The serum half-life was dose-dependent; 7.5 to 10.1 hours for 1.5 mg and 6 mg, respectively.
RPL554 also elicited a "statistically significant" increase in average FEV1 in treated patients for 1.5 mg and 6 mg at 4, 6 and 8 hour time points.
Verona said the drug was well-tolerated in the patient group, with an adverse event profile consistent with other studies with RPL554.
Preparations for a Phase 2 nebulized RPL554 add-on study to LABA/LAMA or triple therapy were continuing to progress according to plan, with the clinical trial expected to start in the third quarter of 2018.
MDI and DPI formulation work was also progressing "well" with pre-clinical studies with RPL554 in new formulations now expected to complete in the second half of 2018.
On the financial front, Verona reported net cash, cash equivalents and short term investments at 31 March of £72.6m, down from £80.3m at the end of December.
For the three months ended 31 March, the company reported an operating loss of £5.9m, widening from £4.1m a year ago, and reported a loss after tax of £15.2m, more than the £1.9m it reported at the same time in 2017.
Operating expenses increased due to an expansion of research and development activity, the board said.
The increase in the net loss was said to reflect the finance expense for the increase in the fair value of the liability representing the warrants over Verona shares, of £9.0m, which is a non-cash item.
Reported losses per share totalled 14.5p for the three months ended 31 March, up from 3.7p year-on-year.
Net cash used in operating activities for the three months was £6.2m, rising from £3.5m last year and reflecting increased clinical activities.
"We are pleased to have reported positive top-line data from two clinical studies that we completed ahead of schedule during the first quarter," said Verona CEO Jan-Anders Karlsson.
"In our largest and longest trial to date, a 403 patient four-week Phase 2b trial, RPL554 demonstrated a significant and clinically meaningful improvement in lung function in COPD patients, as well as a clinically meaningful improvement in daily reported COPD symptom scores in all sub-domains, that continued to improve over the four-week treatment period."

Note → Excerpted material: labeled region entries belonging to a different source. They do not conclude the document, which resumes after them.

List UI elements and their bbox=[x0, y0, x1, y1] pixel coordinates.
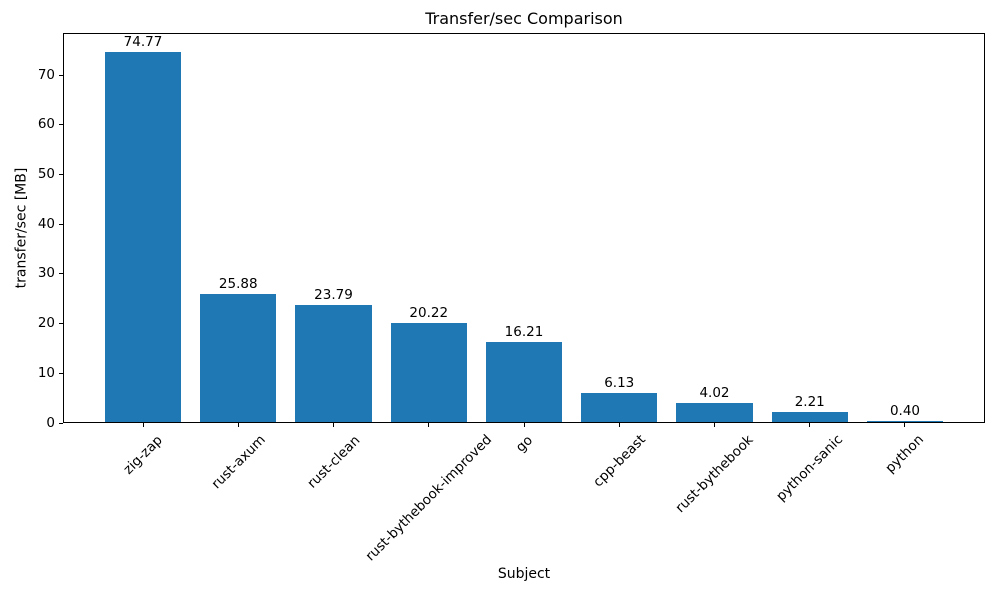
y-tick-label: 10 bbox=[37, 364, 55, 381]
bar bbox=[581, 392, 658, 423]
x-tick-mark bbox=[618, 423, 620, 427]
bar bbox=[390, 322, 467, 423]
x-tick-label: go bbox=[512, 431, 536, 456]
x-tick-label: zig-zap bbox=[120, 431, 166, 478]
bar bbox=[200, 294, 277, 423]
bar bbox=[295, 304, 372, 423]
bar-value-label: 2.21 bbox=[794, 394, 825, 411]
y-tick-label: 50 bbox=[37, 166, 55, 183]
bar-value-label: 16.21 bbox=[504, 324, 544, 341]
x-tick-label: rust-bythebook-improved bbox=[362, 431, 496, 565]
x-tick-mark bbox=[237, 423, 239, 427]
y-tick-label: 30 bbox=[37, 265, 55, 282]
bar-value-label: 74.77 bbox=[123, 33, 163, 50]
y-tick-mark bbox=[59, 323, 63, 325]
y-tick-label: 20 bbox=[37, 315, 55, 332]
bar-value-label: 20.22 bbox=[409, 304, 449, 321]
y-tick-mark bbox=[59, 422, 63, 424]
y-tick-mark bbox=[59, 124, 63, 126]
x-tick-mark bbox=[713, 423, 715, 427]
bar-value-label: 6.13 bbox=[604, 374, 635, 391]
y-tick-mark bbox=[59, 273, 63, 275]
x-tick-label: python-sanic bbox=[773, 431, 847, 505]
chart-title: Transfer/sec Comparison bbox=[425, 9, 623, 28]
x-tick-label: rust-bythebook bbox=[672, 431, 757, 517]
y-tick-label: 70 bbox=[37, 66, 55, 83]
bar-value-label: 4.02 bbox=[699, 385, 730, 402]
x-tick-label: python bbox=[882, 431, 928, 477]
bar-value-label: 0.40 bbox=[889, 403, 921, 419]
x-tick-mark bbox=[523, 423, 525, 427]
bar-value-label: 25.88 bbox=[218, 276, 258, 293]
y-tick-mark bbox=[59, 174, 63, 176]
x-tick-mark bbox=[428, 423, 430, 427]
x-axis-title: Subject bbox=[497, 566, 551, 582]
x-tick-mark bbox=[333, 423, 334, 427]
y-tick-label: 40 bbox=[37, 215, 55, 232]
y-tick-mark bbox=[59, 223, 63, 225]
y-tick-mark bbox=[59, 74, 63, 76]
y-tick-label: 0 bbox=[46, 414, 55, 431]
y-tick-mark bbox=[59, 372, 63, 374]
bar bbox=[676, 403, 753, 423]
bar-value-label: 23.79 bbox=[314, 286, 353, 303]
x-tick-label: cpp-beast bbox=[589, 431, 649, 491]
bar bbox=[771, 412, 848, 423]
y-tick-label: 60 bbox=[37, 116, 55, 133]
x-tick-label: rust-axum bbox=[208, 431, 269, 493]
x-tick-mark bbox=[142, 423, 144, 427]
bar bbox=[485, 342, 563, 423]
bar bbox=[104, 51, 182, 423]
bar bbox=[866, 421, 944, 423]
x-tick-label: rust-clean bbox=[303, 431, 364, 492]
x-tick-mark bbox=[904, 423, 906, 427]
x-tick-mark bbox=[809, 423, 811, 427]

Karlsson said the data gave the board confidence in progressing nebulised RPL554 towards Phase 3 studies in COPD patients.
"Likewise, the positive data in our Phase 2a trial in CF patients now makes a proof-of-concept study in patients with CF feasible.
"We are delighted with the significant progress we made with RPL554 during the reporting period, providing further support for RPL554 potentially becoming an important novel and well-differentiated treatment for patients with COPD, as well as CF."